Atheists want to say that everything we observe in the world is no more than the result of random ingredients banging around in a box the size of the universe. And from that incessant cacophony I am to conclude that we derived life, intelligence, plants and animals, and most incredibly, a creature known as Man. Yet any surgeon, scientist, or psychologist will just as readily admit – in awestruck admiration – that the human brain itself is far beyond even the most complex computers we can create. It is a mystery. An enigma. If a wristwatch, which is infinitely more simple by comparison, can only be the result of an intelligent being, I simply cannot escape the conclusion that the world and everything in it is the result of an even greater mind.

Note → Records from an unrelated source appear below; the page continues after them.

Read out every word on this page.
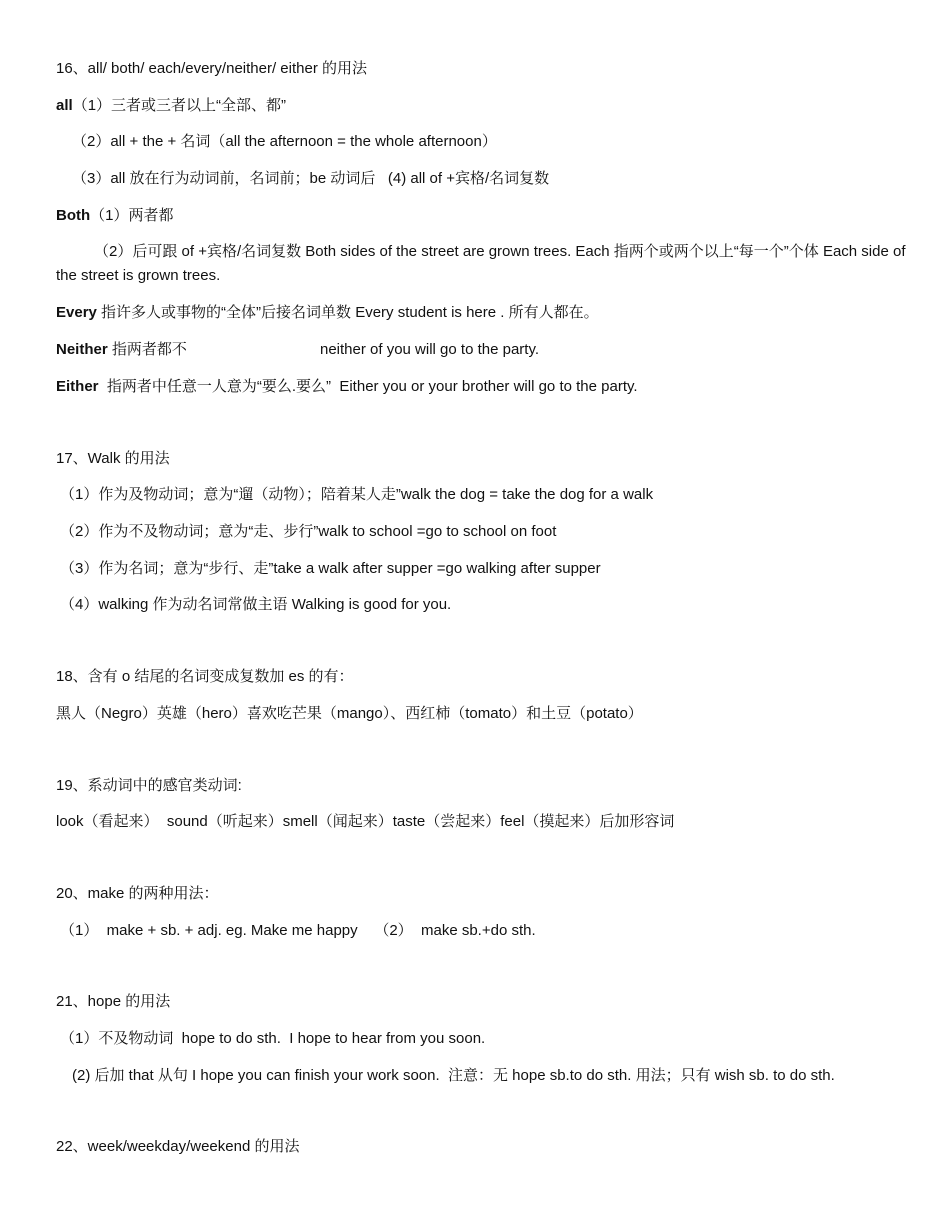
16、all/ both/ each/every/neither/ either 的用法
all（1）三者或三者以上“全部、都”
（2）all + the + 名词（all the afternoon = the whole afternoon）
（3）all 放在行为动词前，名词前；be 动词后   (4) all of +宾格/名词复数
Both（1）两者都
（2）后可跟 of +宾格/名词复数 Both sides of the street are grown trees. Each 指两个或两个以上“每一个”个体 Each side of the street is grown trees.
Every 指许多人或事物的“全体”后接名词单数 Every student is here . 所有人都在。
Neither 指两者都不	neither of you will go to the party.
Either  指两者中任意一人意为“要么.要么”  Either you or your brother will go to the party.
17、Walk 的用法
（1）作为及物动词；意为“遛（动物）；陪着某人走”walk the dog = take the dog for a walk
（2）作为不及物动词；意为“走、步行”walk to school =go to school on foot
（3）作为名词；意为“步行、走”take a walk after supper =go walking after supper
（4）walking 作为动名词常做主语 Walking is good for you.
18、含有 o 结尾的名词变成复数加 es 的有：
黑人（Negro）英雄（hero）喜欢吃芒果（mango）、西红柿（tomato）和土豆（potato）
19、系动词中的感官类动词:
look（看起来）  sound（听起来）smell（闻起来）taste（尝起来）feel（摸起来）后加形容词
20、make 的两种用法：
（1）  make + sb. + adj. eg. Make me happy    （2）  make sb.+do sth.
21、hope 的用法
（1）不及物动词  hope to do sth.  I hope to hear from you soon.
(2) 后加 that 从句 I hope you can finish your work soon.  注意：无 hope sb.to do sth. 用法；只有 wish sb. to do sth.
22、week/weekday/weekend 的用法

Finally we have the declaration of love scratched into the cliff face in the middle of an Ohioan national park. More simple than a wristwatch, perhaps, but no less significant. While there is intelligence involved in the whirring of gears and winding springs, these can be the product of a cold, calculating force. The message I found demonstrated something personal. “Kevin + Amanda” it said. Who was Kevin? I wondered. Had he hiked this trail alone, as I had done, to etch in stone a testimony of his undying love? Or had he carved it right there in the girl’s presence, while she looked on with a shy smile as the leaf-scattered sunlight dappled her upturned face? What was the story behind the person behind the creation?

That is, of course, the very question that all religions of the world seek to answer. As a Christian, the question that most interests me is not whether God exists but what sort of a Person he is. When gazing at the world, what is the message there? Ancient peoples, observing the frightening and often cruel forces of nature thought that the gods must be equally harsh. Thus they imagined primordial deities of uncertain and explosive natures, in accordance with the elements of nature itself. Yet mixed in with all the chaos of life, there is also beauty. I have seen, or fancy I have seen, something like a declaration of love written wide across the world, etched deep into the bedrock of the planet. In the open vaults of endless blue skies, in the heady, exotic scent of windswept wildflowers, in the joyful gurgle of a baby’s laugh, I have found echoes of love underlying life itself, wrapped around it like a heart.